Diese Frage stellen sich trotzdem immer noch Eltern, deren Kind in der Schule auffällig unkonzentriert ist. Seit meinem ersten Buch über ADS „ADHS, so stärken Sie Ihr Kind“ haben sich die Diagnosen eingependelt, ADHS ist zwar nach wie vor vorhanden, aber es gehört jetzt eben dazu. Doch nicht immer ist es ADHS, wenn Kinder in der Schule nicht so funktionieren, wie es gewünscht wird. Besonders dann, wenn Kann-Kinder bereits mit fünf Jahren eingeschult werden. Häufig sind sie in ihrer Entwicklung einfach noch nicht weit genug, oft fehlt es ihnen auch an Selbstbewusstsein.

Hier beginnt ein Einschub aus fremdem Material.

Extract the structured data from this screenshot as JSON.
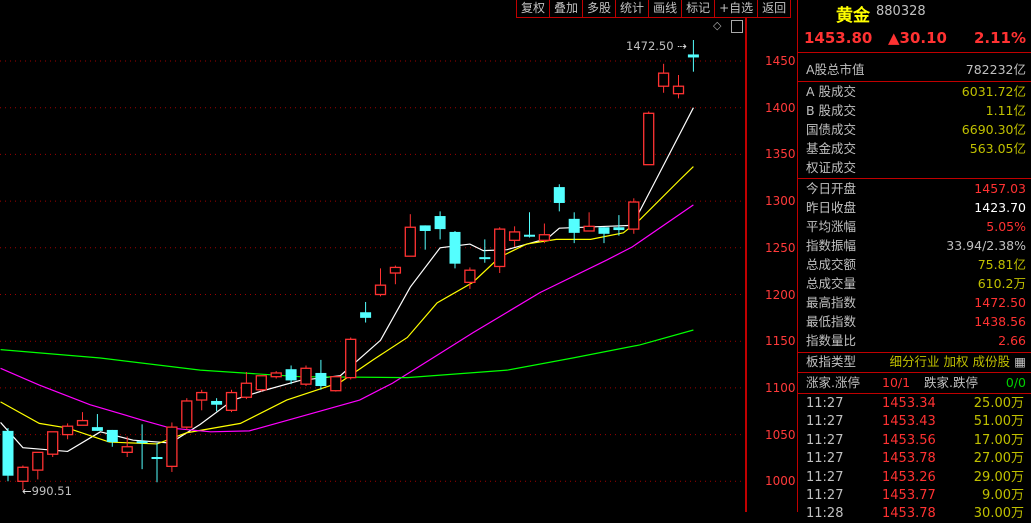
{
  "toolbar": {
    "buttons": [
      "复权",
      "叠加",
      "多股",
      "统计",
      "画线",
      "标记",
      "+自选",
      "返回"
    ]
  },
  "header": {
    "name": "黄金",
    "code": "880328",
    "price": "1453.80",
    "change": "▲30.10",
    "change_pct": "2.11%"
  },
  "market": {
    "label": "A股总市值",
    "value": "782232亿"
  },
  "turnover": [
    {
      "label": "A 股成交",
      "value": "6031.72亿"
    },
    {
      "label": "B 股成交",
      "value": "1.11亿"
    },
    {
      "label": "国债成交",
      "value": "6690.30亿"
    },
    {
      "label": "基金成交",
      "value": "563.05亿"
    },
    {
      "label": "权证成交",
      "value": ""
    }
  ],
  "stats": [
    {
      "label": "今日开盘",
      "value": "1457.03",
      "color": "red"
    },
    {
      "label": "昨日收盘",
      "value": "1423.70",
      "color": "wht"
    },
    {
      "label": "平均涨幅",
      "value": "5.05%",
      "color": "red"
    },
    {
      "label": "指数振幅",
      "value": "33.94/2.38%",
      "color": "gry"
    },
    {
      "label": "总成交额",
      "value": "75.81亿",
      "color": "yel"
    },
    {
      "label": "总成交量",
      "value": "610.2万",
      "color": "yel"
    },
    {
      "label": "最高指数",
      "value": "1472.50",
      "color": "red"
    },
    {
      "label": "最低指数",
      "value": "1438.56",
      "color": "red"
    },
    {
      "label": "指数量比",
      "value": "2.66",
      "color": "red"
    }
  ],
  "board_type": {
    "label": "板指类型",
    "value": "细分行业 加权 成份股"
  },
  "updown": {
    "up_label": "涨家.涨停",
    "up_value": "10/1",
    "down_label": "跌家.跌停",
    "down_value": "0/0"
  },
  "ticks": [
    {
      "time": "11:27",
      "price": "1453.34",
      "vol": "25.00万"
    },
    {
      "time": "11:27",
      "price": "1453.43",
      "vol": "51.00万"
    },
    {
      "time": "11:27",
      "price": "1453.56",
      "vol": "17.00万"
    },
    {
      "time": "11:27",
      "price": "1453.78",
      "vol": "27.00万"
    },
    {
      "time": "11:27",
      "price": "1453.26",
      "vol": "29.00万"
    },
    {
      "time": "11:27",
      "price": "1453.77",
      "vol": "9.00万"
    },
    {
      "time": "11:28",
      "price": "1453.78",
      "vol": "30.00万"
    }
  ],
  "axis_labels": [
    "1450",
    "1400",
    "1350",
    "1300",
    "1250",
    "1200",
    "1150",
    "1100",
    "1050",
    "1000"
  ],
  "annotations": {
    "high": "1472.50",
    "low": "990.51"
  },
  "colors": {
    "up": "#ff3232",
    "down": "#54ffff",
    "ma5": "#ffffff",
    "ma10": "#ffff00",
    "ma20": "#ff00ff",
    "ma60": "#00ff00",
    "grid": "#a00000"
  },
  "chart_data": {
    "type": "candlestick",
    "ylim": [
      1000,
      1450
    ],
    "y_ticks": [
      1000,
      1050,
      1100,
      1150,
      1200,
      1250,
      1300,
      1350,
      1400,
      1450
    ],
    "ohlc": [
      [
        1054,
        1057,
        1000,
        1006
      ],
      [
        1000,
        1017,
        990.51,
        1015
      ],
      [
        1012,
        1031,
        1002,
        1031
      ],
      [
        1029,
        1053,
        1026,
        1053
      ],
      [
        1050,
        1062,
        1045,
        1059
      ],
      [
        1060,
        1074,
        1060,
        1065
      ],
      [
        1058,
        1072,
        1054,
        1054
      ],
      [
        1055,
        1055,
        1037,
        1042
      ],
      [
        1031,
        1048,
        1026,
        1037
      ],
      [
        1043,
        1061,
        1013,
        1042
      ],
      [
        1026,
        1041,
        999,
        1025
      ],
      [
        1016,
        1063,
        1010,
        1058
      ],
      [
        1058,
        1089,
        1055,
        1086
      ],
      [
        1087,
        1098,
        1076,
        1095
      ],
      [
        1086,
        1089,
        1075,
        1082
      ],
      [
        1076,
        1098,
        1074,
        1095
      ],
      [
        1090,
        1117,
        1088,
        1105
      ],
      [
        1098,
        1113,
        1096,
        1113
      ],
      [
        1112,
        1118,
        1110,
        1116
      ],
      [
        1120,
        1124,
        1104,
        1108
      ],
      [
        1104,
        1124,
        1102,
        1121
      ],
      [
        1116,
        1130,
        1098,
        1102
      ],
      [
        1097,
        1112,
        1096,
        1112
      ],
      [
        1111,
        1154,
        1109,
        1152
      ],
      [
        1181,
        1192,
        1170,
        1175
      ],
      [
        1200,
        1228,
        1198,
        1210
      ],
      [
        1223,
        1231,
        1211,
        1229
      ],
      [
        1241,
        1286,
        1241,
        1272
      ],
      [
        1274,
        1274,
        1248,
        1268
      ],
      [
        1284,
        1289,
        1259,
        1270
      ],
      [
        1267,
        1268,
        1228,
        1233
      ],
      [
        1213,
        1229,
        1206,
        1226
      ],
      [
        1240,
        1259,
        1234,
        1239
      ],
      [
        1230,
        1272,
        1223,
        1270
      ],
      [
        1258,
        1273,
        1251,
        1267
      ],
      [
        1264,
        1288,
        1261,
        1263
      ],
      [
        1258,
        1276,
        1255,
        1264
      ],
      [
        1315,
        1318,
        1289,
        1298
      ],
      [
        1281,
        1288,
        1255,
        1266
      ],
      [
        1268,
        1288,
        1268,
        1273
      ],
      [
        1272,
        1272,
        1255,
        1265
      ],
      [
        1272,
        1285,
        1263,
        1269
      ],
      [
        1270,
        1303,
        1265,
        1299
      ],
      [
        1339,
        1396,
        1339,
        1394
      ],
      [
        1423,
        1447,
        1416,
        1437
      ],
      [
        1415,
        1435,
        1410,
        1423
      ],
      [
        1457.03,
        1472.5,
        1438.56,
        1453.8
      ]
    ],
    "ma": [
      {
        "name": "MA5",
        "color": "#ffffff",
        "points": [
          [
            -0.5,
            1063
          ],
          [
            1,
            1036
          ],
          [
            4,
            1032
          ],
          [
            6.2,
            1053
          ],
          [
            8.4,
            1044
          ],
          [
            10.9,
            1041
          ],
          [
            12.9,
            1061
          ],
          [
            15.1,
            1087
          ],
          [
            16.9,
            1096
          ],
          [
            19.6,
            1108
          ],
          [
            22.3,
            1113
          ],
          [
            25,
            1151
          ],
          [
            27,
            1208
          ],
          [
            29,
            1250
          ],
          [
            31,
            1254
          ],
          [
            31.9,
            1247
          ],
          [
            33.5,
            1248
          ],
          [
            36.2,
            1260
          ],
          [
            37,
            1271
          ],
          [
            40.2,
            1273
          ],
          [
            41.9,
            1274
          ],
          [
            43.3,
            1317
          ],
          [
            46,
            1400
          ]
        ]
      },
      {
        "name": "MA10",
        "color": "#ffff00",
        "points": [
          [
            -0.5,
            1085
          ],
          [
            2.1,
            1062
          ],
          [
            4,
            1057
          ],
          [
            6.8,
            1042
          ],
          [
            10,
            1040
          ],
          [
            12,
            1052
          ],
          [
            15.6,
            1062
          ],
          [
            18.7,
            1087
          ],
          [
            22.3,
            1106
          ],
          [
            24.5,
            1130
          ],
          [
            26.8,
            1154
          ],
          [
            28.8,
            1191
          ],
          [
            31.2,
            1213
          ],
          [
            33,
            1240
          ],
          [
            34.8,
            1254
          ],
          [
            36.8,
            1259
          ],
          [
            39.1,
            1259
          ],
          [
            41.3,
            1266
          ],
          [
            42.4,
            1280
          ],
          [
            45.1,
            1323
          ],
          [
            46,
            1337
          ]
        ]
      },
      {
        "name": "MA20",
        "color": "#ff00ff",
        "points": [
          [
            -0.5,
            1121
          ],
          [
            2.1,
            1103
          ],
          [
            5.5,
            1082
          ],
          [
            8.9,
            1066
          ],
          [
            10.9,
            1057
          ],
          [
            13.6,
            1053
          ],
          [
            16.2,
            1054
          ],
          [
            18.9,
            1066
          ],
          [
            23.6,
            1087
          ],
          [
            25.8,
            1105
          ],
          [
            29,
            1137
          ],
          [
            31.2,
            1159
          ],
          [
            35.7,
            1202
          ],
          [
            40.2,
            1237
          ],
          [
            41.9,
            1251
          ],
          [
            46,
            1296
          ]
        ]
      },
      {
        "name": "MA60",
        "color": "#00ff00",
        "points": [
          [
            -0.5,
            1141
          ],
          [
            6.2,
            1132
          ],
          [
            12.9,
            1119
          ],
          [
            19.6,
            1112
          ],
          [
            26.8,
            1111
          ],
          [
            33.5,
            1119
          ],
          [
            37.9,
            1132
          ],
          [
            42.4,
            1146
          ],
          [
            46,
            1162
          ]
        ]
      }
    ]
  }
}
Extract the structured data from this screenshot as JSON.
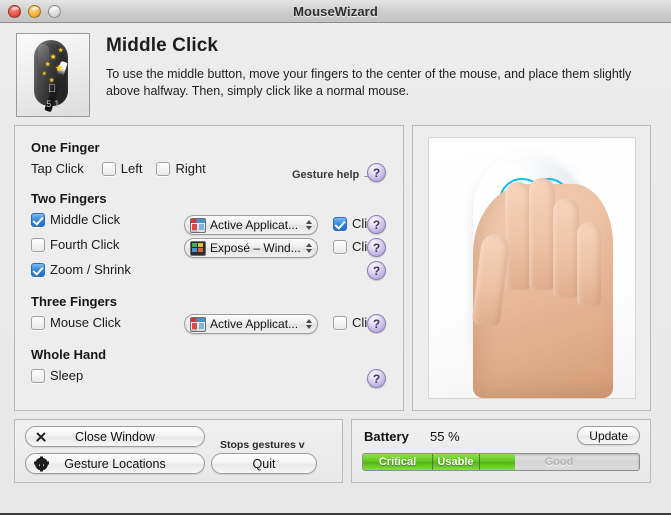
{
  "window": {
    "title": "MouseWizard",
    "traffic_lights": [
      "close-button",
      "minimize-button",
      "zoom-button"
    ]
  },
  "header": {
    "icon_name": "mousewizard-app-icon",
    "icon_version": "5.1",
    "title": "Middle Click",
    "description": "To use the middle button, move your fingers to the center of the mouse, and place them slightly above halfway. Then, simply click like a normal mouse."
  },
  "gestures": {
    "gesture_help_label": "Gesture help →",
    "groups": [
      {
        "title": "One Finger",
        "rows": [
          {
            "label": "Tap Click",
            "checkboxes": [
              {
                "label": "Left",
                "checked": false
              },
              {
                "label": "Right",
                "checked": false
              }
            ]
          }
        ]
      },
      {
        "title": "Two Fingers",
        "rows": [
          {
            "label": "Middle Click",
            "checked": true,
            "popup": {
              "value": "Active Applicat...",
              "icon": "active-application-icon"
            },
            "click": {
              "label": "Click",
              "checked": true
            },
            "help": "?"
          },
          {
            "label": "Fourth Click",
            "checked": false,
            "popup": {
              "value": "Exposé – Wind...",
              "icon": "expose-icon"
            },
            "click": {
              "label": "Click",
              "checked": false
            },
            "help": "?"
          },
          {
            "label": "Zoom / Shrink",
            "checked": true,
            "help": "?"
          }
        ]
      },
      {
        "title": "Three Fingers",
        "rows": [
          {
            "label": "Mouse Click",
            "checked": false,
            "popup": {
              "value": "Active Applicat...",
              "icon": "active-application-icon"
            },
            "click": {
              "label": "Click",
              "checked": false
            },
            "help": "?"
          }
        ]
      },
      {
        "title": "Whole Hand",
        "rows": [
          {
            "label": "Sleep",
            "checked": false,
            "help": "?"
          }
        ]
      }
    ]
  },
  "preview": {
    "name": "hand-on-magic-mouse-illustration",
    "highlight_color": "#12bff0",
    "finger_count": 2
  },
  "actions": {
    "close_window": "Close Window",
    "gesture_locations": "Gesture Locations",
    "quit": "Quit",
    "quit_note": "Stops gestures v"
  },
  "battery": {
    "title": "Battery",
    "percent_label": "55 %",
    "percent_value": 55,
    "update_label": "Update",
    "segments": [
      {
        "label": "Critical",
        "start": 0,
        "end": 25
      },
      {
        "label": "Usable",
        "start": 25,
        "end": 42
      },
      {
        "label": "Good",
        "start": 42,
        "end": 100
      }
    ],
    "fill_color": "#5fc41c"
  }
}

In der Schule überfordert – ADHS bei Kann-Kindern keine Seltenheit
So ermittelten beispielsweise die Wissenschaftler der Ludwig-Maximilians-Universität (LMU) und des Versorgungsatlas, einer Einrichtung des Zentralinstituts für die kassenärztliche Versorgung schon vor einigen Jahren, dass früh eingeschulter Jungen und Mädchen in der Grundschule häufiger die Diagnose ADHS bekommen als andere. Wenn das Alter der Kinder bei der Diagnose unberücksichtigt bleibt, kann die Diagnose ADS / ADHS falsch sein. Es ist nämlich unter Umständen ganz normal, dass Erstklässler noch zu verspielt sind, um sich über den langen Zeitraum eines Schultages ausreichend konzentrieren zu können.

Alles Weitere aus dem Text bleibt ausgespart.